MOHAMED ABDEL DAYEM: Well, none of the journalists that were held by the US military since 2003 have been charged. Not a single one has been charged. They’ve all been released. Jassam -—

AMY GOODMAN: And how long were they held for?

MOHAMED ABDEL DAYEM: Some for months, others for multiple years, again, without charge. Jassam is the last remaining one, and so we hope that he’s released soon and that we can, you know, turn that page.

AMY GOODMAN: Is it to stop him from working? Is it giving a different picture when Western forces — when Western reporters pull out when it’s a very dangerous situation? Those who are left on the ground are often from that country and are certainly depicting the war from — well, from the target end, let’s just say, rather than, you know, embedded in the military.

MOHAMED ABDEL DAYEM: Well, I’m not sure that that is the case; it may or may not be. There are plenty of Iraqi cameramen and Iraqi reporters who are working for Reuters and other outlets, and I think they’re more or less reporting from that same perspective, the Iraqi perspective.

But regardless of that, Jassam deserves some kind of due process. The man has been languishing in jail for an entire year, and it seems like an open-ended process. It is not clear when this man will be released. According to the Pentagon, he has been assessed a security rating, and he will be released when they get to that point. They’re releasing the least dangerous people first, and they’re going down the list. And according to them, they’ll eventually get to him. Well, eventually is not good enough, unfortunately.

AMY GOODMAN: His family’s speaking out?

MOHAMED ABDEL DAYEM: They have. They have given a number of interviews in the past couple of months.

AMY GOODMAN: I wanted to turn now to Iran, the situation there where the government continues to hold over a dozen journalists following the disputed presidential election in June. The Canadian Iranian Newsweek journalist Maziar Bahari has been imprisoned since June 21st. Another journalist, Ahmad Zaid-Abadi, recently went on a seventeen-day hunger strike to protest his imprisonment. Talk about these reporters.

MOHAMED ABDEL DAYEM: Sure. Unfortunately, the Iranian authorities are holding around three dozen journalists at this point and have released at least that many since June 12th. Among them are the two journalists you’ve mentioned.

Bahari appeared in court and looked very, very much exhausted and looks like he had lost a lot of weight since he had been arrested.

Zaid-Abadi, who you’ve also mentioned, was finally able to meet with his wife, who’s also a journalist and was also detained in early June and has been released since then. It took her fifty-three days to be able to meet with him. And he described the conditions of his detention, and they’re frankly horrific. He’s being held in a one meter by one-and-a-half meter cell — that’s about three by four-and-a-half feet — entirely alone for weeks on end. He went on a seventeen-day hunger strike and was essentially delirious and close to death at that point.

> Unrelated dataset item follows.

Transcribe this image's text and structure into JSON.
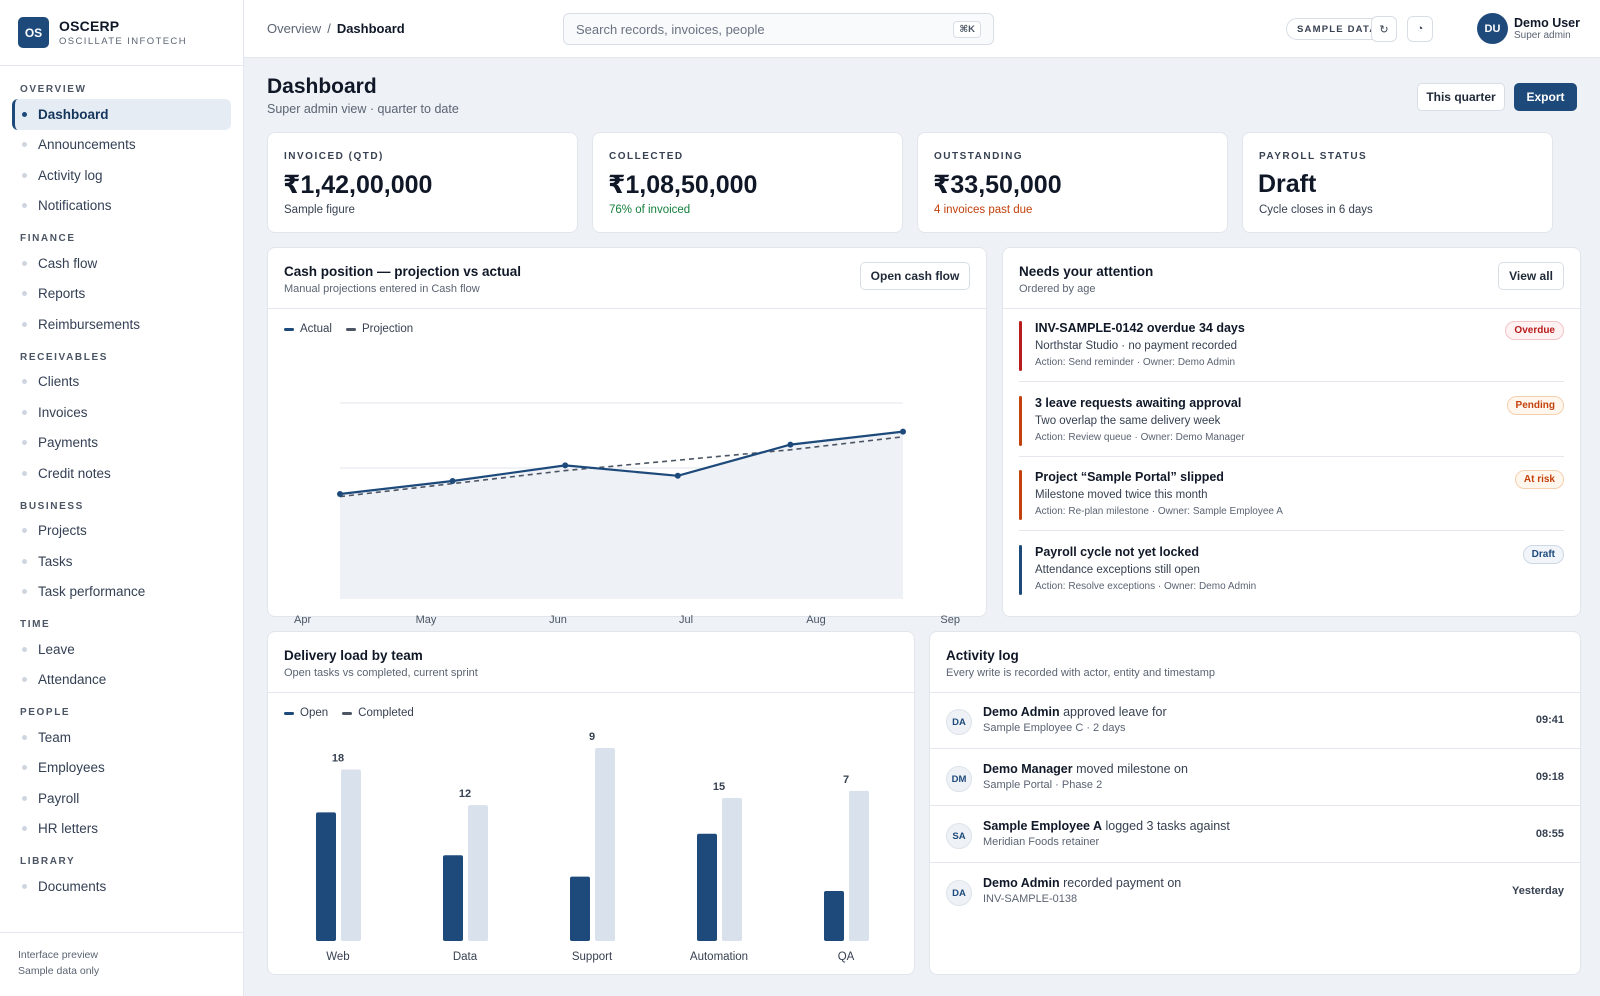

He was released from his cell, fed, and put back into the same cell.

These journalists are, at the very least, suffering from extreme mental exhaustion, if not more.

AMY GOODMAN: Well, also the Americans — Shane Bauer, who did a report for Democracy Now!, Sarah Shourd and Joshua Fattal — are also being held by the Iranian government, and we will continue to cover their case. We played one of Shane’s reports once again after they were taken when they came over the border from — did not realize the border between Iraq and Iran was right where they were. They were hiking and were picked up by Iranian forces.

Mohamed Abdel Dayem, thanks so much for being with us, Committee to Protect Journalists program coordinator for the Middle East and North Africa.